The health insurance industry—as opposed to individuals’ perceptions of their own plans—is perceived by a huge majority as valuing profits over offering dependable and affordable healthcare coverage. And only about a third of the insured report being “happy” with their insurance coverage.
Recent polling shows that Americans mostly want to have an ironclad assurance of health coverage, not an attachment to private insurance per se. As the publication Business Insider reported in August, 59 percent of respondents who get their health care coverage through their employer said “they would be fine switching to a government insurance plan under ‘Medicare for All’ — as long as it meant no change in coverage.”
Yet little of this sentiment is reflected in media coverage about the Democrats’ health-care debate.

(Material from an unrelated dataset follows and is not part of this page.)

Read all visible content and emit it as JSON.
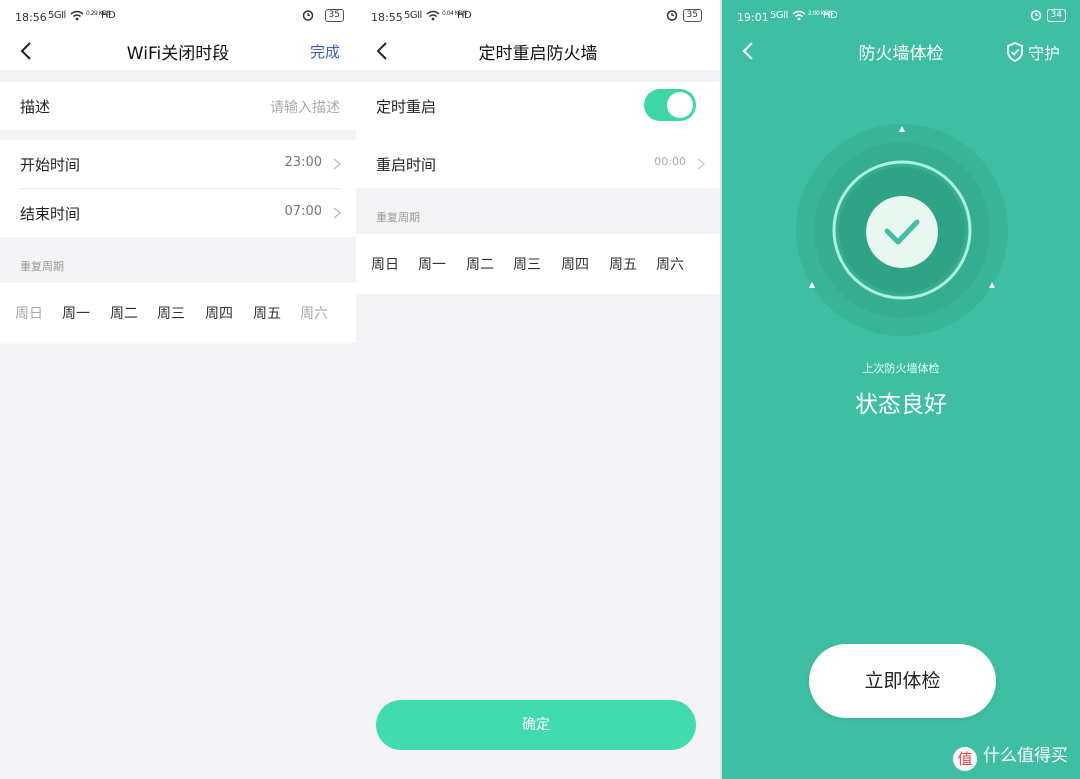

A New York Times November 25 article read like a virtual obituary for Medicare for All, quoting one voter who said, “America is about choice—not, oh, suddenly we have a gigantic bureaucracy that may or may not work.” Instead of Medicare for All, the article focused hope on the “public option,” which would allow citizens to buy into a new insurance option.
Nowhere in the article is it mentioned that the program does provide for a degree of choice of providers that the public option would not guarantee. Further, Medicare for All would slash the 30 percent overhead costs imposed by corporate insurers, and operate a system with a far slimmer administrative structure.
But with the barrage of false narratives being fired from influential Democrats, including Barack Obama, Medicare for All’s unique programmatic strength and its broad political support are being obscured in rhetorical smoke.